Ce dernier fut capturé à Lanzarote dans les îles Canaries et fut prisonnier à Alger où il se convertit à l’Islam. Il se fait appeler comme le voulait d’ailleurs, la tradition Mourad Erraïs, régulièrement orthographié Mourad Raïs. Il est cité dans d’autres ouvrages, sous les appellations de Jhon Barber, Kaïd Morato, ou encore Morato Erraïs. Il écuma, pendant longtemps, la Méditerranée aux côtés de son premier chef musulman, nommé Slimane Erraïs. Son nom hollandais est Jan Jans ou Jean Janssen, il s’éprit de la région et s’installe avec sa famille d’origine musulmane à Alger dans le quartier qui reçut son nom : Bir Mourad Raïs. Au mois de juillet 1627, ses galères furent aperçues aux confins du Pôle Nord, tout près des îles Westman de même qu’à Reykjavik, en Islande.
 

Des origines lointaines

Mourad Raïs séjourna longtemps au Maroc où il fut désigné en 1624 par Mouley Zidene, comme amiral de la flotte à Salé. Lorsqu’il épousa une mauresque à Alger, il était déjà père d’une famille nombreuse qu’il avait abandonnée à Haarlem, dans son pays d’origine. Mais il y a également un autre Hollandais natif de Dordrecht qui devint musulman en 1606, il se prénommait Simon Danser, alias Mourad Erraïs. Les Algérois le surnommaient H’midou Houlanda, ou Dali Kabtane qui signifie le capitaine diable. En 1608, celui-ci détruisit la petite ville de Barichk qui fut jadis fondée à proximité de Ténès par les maures émigrés d’Andalousie. D’autres corsaires avaient hérité du même sobriquet, à l’image de celui qui fut nommé Amiral à Alger en 1595, ou encore les renégats Morat François, Morat le Génois, ainsi que Morat l’Albanais.
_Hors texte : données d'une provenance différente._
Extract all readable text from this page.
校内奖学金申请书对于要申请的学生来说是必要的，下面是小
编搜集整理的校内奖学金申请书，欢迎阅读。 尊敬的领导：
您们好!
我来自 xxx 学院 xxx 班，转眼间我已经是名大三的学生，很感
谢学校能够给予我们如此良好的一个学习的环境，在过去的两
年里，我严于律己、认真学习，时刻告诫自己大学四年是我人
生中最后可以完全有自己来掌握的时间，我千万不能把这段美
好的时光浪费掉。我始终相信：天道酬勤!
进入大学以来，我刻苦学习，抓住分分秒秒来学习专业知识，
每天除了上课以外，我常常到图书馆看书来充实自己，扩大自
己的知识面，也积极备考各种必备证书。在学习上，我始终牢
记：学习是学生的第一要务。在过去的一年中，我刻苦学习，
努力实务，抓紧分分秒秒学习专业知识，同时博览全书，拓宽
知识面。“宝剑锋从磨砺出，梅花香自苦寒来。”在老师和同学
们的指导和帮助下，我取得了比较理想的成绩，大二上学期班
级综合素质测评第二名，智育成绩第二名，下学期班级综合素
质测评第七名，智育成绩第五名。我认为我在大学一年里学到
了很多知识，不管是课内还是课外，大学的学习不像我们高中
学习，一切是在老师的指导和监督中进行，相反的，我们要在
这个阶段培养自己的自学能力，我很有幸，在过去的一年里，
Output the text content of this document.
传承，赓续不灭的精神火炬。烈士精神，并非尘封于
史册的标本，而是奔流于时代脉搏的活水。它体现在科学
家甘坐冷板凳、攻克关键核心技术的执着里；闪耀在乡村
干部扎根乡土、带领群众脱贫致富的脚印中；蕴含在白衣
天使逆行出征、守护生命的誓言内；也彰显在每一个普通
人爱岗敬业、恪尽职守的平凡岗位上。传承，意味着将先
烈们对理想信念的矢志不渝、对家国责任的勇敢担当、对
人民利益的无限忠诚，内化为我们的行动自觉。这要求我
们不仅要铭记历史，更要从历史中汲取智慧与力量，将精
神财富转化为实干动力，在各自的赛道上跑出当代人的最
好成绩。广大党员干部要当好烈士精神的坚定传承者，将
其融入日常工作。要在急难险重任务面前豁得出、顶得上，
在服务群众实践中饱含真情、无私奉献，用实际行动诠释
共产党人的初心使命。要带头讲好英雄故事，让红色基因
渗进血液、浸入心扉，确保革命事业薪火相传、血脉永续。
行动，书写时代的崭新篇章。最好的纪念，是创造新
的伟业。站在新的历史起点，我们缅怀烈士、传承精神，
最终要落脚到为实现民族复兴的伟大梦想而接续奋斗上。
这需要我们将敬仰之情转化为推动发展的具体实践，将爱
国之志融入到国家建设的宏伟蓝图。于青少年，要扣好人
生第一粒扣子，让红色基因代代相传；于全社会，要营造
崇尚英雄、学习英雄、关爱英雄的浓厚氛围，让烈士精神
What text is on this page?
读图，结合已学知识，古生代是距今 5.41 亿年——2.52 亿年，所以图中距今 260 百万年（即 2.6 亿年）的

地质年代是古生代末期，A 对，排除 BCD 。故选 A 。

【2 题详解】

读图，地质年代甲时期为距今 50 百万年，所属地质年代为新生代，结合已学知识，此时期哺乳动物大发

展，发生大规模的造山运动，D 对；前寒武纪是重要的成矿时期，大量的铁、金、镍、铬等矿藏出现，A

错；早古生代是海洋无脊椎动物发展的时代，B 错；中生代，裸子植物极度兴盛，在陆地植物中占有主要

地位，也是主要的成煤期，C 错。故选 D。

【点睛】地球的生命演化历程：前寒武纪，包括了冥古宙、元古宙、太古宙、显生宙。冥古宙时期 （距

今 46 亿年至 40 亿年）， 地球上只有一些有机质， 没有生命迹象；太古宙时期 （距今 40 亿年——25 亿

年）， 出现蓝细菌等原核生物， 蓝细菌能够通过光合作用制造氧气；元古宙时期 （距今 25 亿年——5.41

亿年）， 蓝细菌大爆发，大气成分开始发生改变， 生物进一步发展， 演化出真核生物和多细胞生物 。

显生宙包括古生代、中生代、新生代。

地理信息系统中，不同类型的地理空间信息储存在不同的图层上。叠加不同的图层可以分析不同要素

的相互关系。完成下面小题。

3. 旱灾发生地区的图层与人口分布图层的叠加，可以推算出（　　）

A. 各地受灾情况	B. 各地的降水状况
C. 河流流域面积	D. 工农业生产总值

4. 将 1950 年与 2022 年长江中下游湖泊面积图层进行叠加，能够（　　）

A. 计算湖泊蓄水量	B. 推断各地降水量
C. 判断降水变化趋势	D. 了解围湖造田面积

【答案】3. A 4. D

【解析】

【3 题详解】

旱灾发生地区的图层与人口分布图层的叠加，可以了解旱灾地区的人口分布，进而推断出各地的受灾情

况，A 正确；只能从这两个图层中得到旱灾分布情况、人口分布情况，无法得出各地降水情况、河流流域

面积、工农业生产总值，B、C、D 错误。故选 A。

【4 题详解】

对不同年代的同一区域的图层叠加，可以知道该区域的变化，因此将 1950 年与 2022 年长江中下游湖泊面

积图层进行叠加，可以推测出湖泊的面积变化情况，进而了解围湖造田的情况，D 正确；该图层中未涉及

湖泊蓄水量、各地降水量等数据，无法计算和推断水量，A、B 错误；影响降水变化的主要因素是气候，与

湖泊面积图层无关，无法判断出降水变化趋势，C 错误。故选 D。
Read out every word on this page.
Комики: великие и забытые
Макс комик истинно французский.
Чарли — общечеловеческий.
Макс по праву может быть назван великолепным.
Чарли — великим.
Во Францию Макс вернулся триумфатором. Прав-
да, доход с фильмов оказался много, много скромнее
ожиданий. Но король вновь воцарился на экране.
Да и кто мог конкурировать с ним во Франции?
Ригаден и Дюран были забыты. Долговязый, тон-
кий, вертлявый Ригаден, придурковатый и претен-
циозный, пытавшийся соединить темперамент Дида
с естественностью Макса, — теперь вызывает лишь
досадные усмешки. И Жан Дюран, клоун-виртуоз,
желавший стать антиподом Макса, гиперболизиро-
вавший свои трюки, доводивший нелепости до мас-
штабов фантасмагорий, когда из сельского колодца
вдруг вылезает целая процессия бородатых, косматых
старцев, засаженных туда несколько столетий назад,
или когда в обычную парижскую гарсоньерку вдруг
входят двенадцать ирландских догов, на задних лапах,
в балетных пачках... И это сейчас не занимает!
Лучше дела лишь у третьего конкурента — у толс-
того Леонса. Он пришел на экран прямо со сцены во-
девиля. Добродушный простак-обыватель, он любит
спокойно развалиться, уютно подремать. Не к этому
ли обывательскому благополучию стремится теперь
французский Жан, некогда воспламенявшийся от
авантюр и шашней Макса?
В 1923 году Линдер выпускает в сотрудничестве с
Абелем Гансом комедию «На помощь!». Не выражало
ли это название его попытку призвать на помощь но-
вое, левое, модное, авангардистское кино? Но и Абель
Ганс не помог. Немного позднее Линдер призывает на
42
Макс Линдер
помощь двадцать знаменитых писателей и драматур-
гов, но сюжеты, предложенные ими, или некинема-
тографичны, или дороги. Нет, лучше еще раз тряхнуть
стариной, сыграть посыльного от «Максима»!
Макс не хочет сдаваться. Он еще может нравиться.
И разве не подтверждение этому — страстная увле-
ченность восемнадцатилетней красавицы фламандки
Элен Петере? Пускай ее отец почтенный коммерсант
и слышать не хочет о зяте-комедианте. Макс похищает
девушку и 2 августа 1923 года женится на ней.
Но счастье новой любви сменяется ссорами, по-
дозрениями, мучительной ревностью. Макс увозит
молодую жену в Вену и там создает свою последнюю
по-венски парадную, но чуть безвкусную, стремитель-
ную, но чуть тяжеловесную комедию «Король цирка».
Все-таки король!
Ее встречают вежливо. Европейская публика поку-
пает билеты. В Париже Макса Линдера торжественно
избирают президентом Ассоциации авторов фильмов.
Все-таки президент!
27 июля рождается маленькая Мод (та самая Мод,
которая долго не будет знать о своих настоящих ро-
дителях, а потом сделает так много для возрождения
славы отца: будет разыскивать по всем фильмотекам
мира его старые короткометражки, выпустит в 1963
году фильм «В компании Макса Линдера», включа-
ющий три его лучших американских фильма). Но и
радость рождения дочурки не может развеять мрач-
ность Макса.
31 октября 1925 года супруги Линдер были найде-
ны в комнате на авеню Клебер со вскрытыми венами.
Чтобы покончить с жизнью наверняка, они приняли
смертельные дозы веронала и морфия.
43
Du passage de Mourad Raïs dans la ville éponyme, n’est resté qu’un seul puits qui nous est très probablement, parvenu de cette période, attendu que le bourg comptait auparavant quantité d’ouvrages de cette nature. L’un de ceux-ci, qui avait été creusé à quelques mètres seulement face à la plus vieille mosquée de la cité, sera comblé ultérieurement pour l’aménagement du grand carrefour qui domine le centre-ville. Le fameux puits qui a inspiré la dénomination de cette localité est à actuellement abrité dans une petite construction qui a l’aspect d’un cube couronné d’un petit toit en forme de dôme. Mesurant presque deux mètres de côté et trois mètres de haut, cette espèce de qubba s’élève à l’extrémité d’une vaste esplanade. La porte dont elle est dotée s’ouvre directement sur la voie publique du fait de l’élargissement de cette dernière. 
 

Fameux puits

Ce monument historique est visible à gauche, au bord de la route de Bir El Khadem. Jadis, ce puits était muni d’une noria. Dans son ouvrage intitulé Médecine et hygiène des pays chauds, le docteur Adolphe Armand rapportait un récit légendaire selon lequel l’eau très abondante de ce puits était renommée pour ses vertus curatives. Bey el Gharb, le prince de l’Ouest comme ils aimaient à l’appeler dans l’Algérois, qui était à l’époque atteint de cécité, avait justement recouvré la vue en buvant de son eau. 

C’est alors que ce dernier avait décidé de prendre pour femme la fille de Mourad Erraïs. En 1832, un petit hameau européen y fut spontanément créé autour d’un fortin abritant une petite garnison militaire française, qu’on appelait deuxième blockhaus. La population primitive se composait de Mahonnais mais surtout d’émigrants allemands qui avaient raté leur voyage vers le Texas, pour se retrouver sans vraiment le vouloir, éparpillés dans les quatre nouveaux villages de Bir Mourad Raïs, Dély Ibrahim, El Qûbba et Bir El Khadem. L’agglomération originelle se nichait dans le creux d’un fort joli vallon ombragé, cernée en partie de hautes falaises semblables à des remparts imprenables. 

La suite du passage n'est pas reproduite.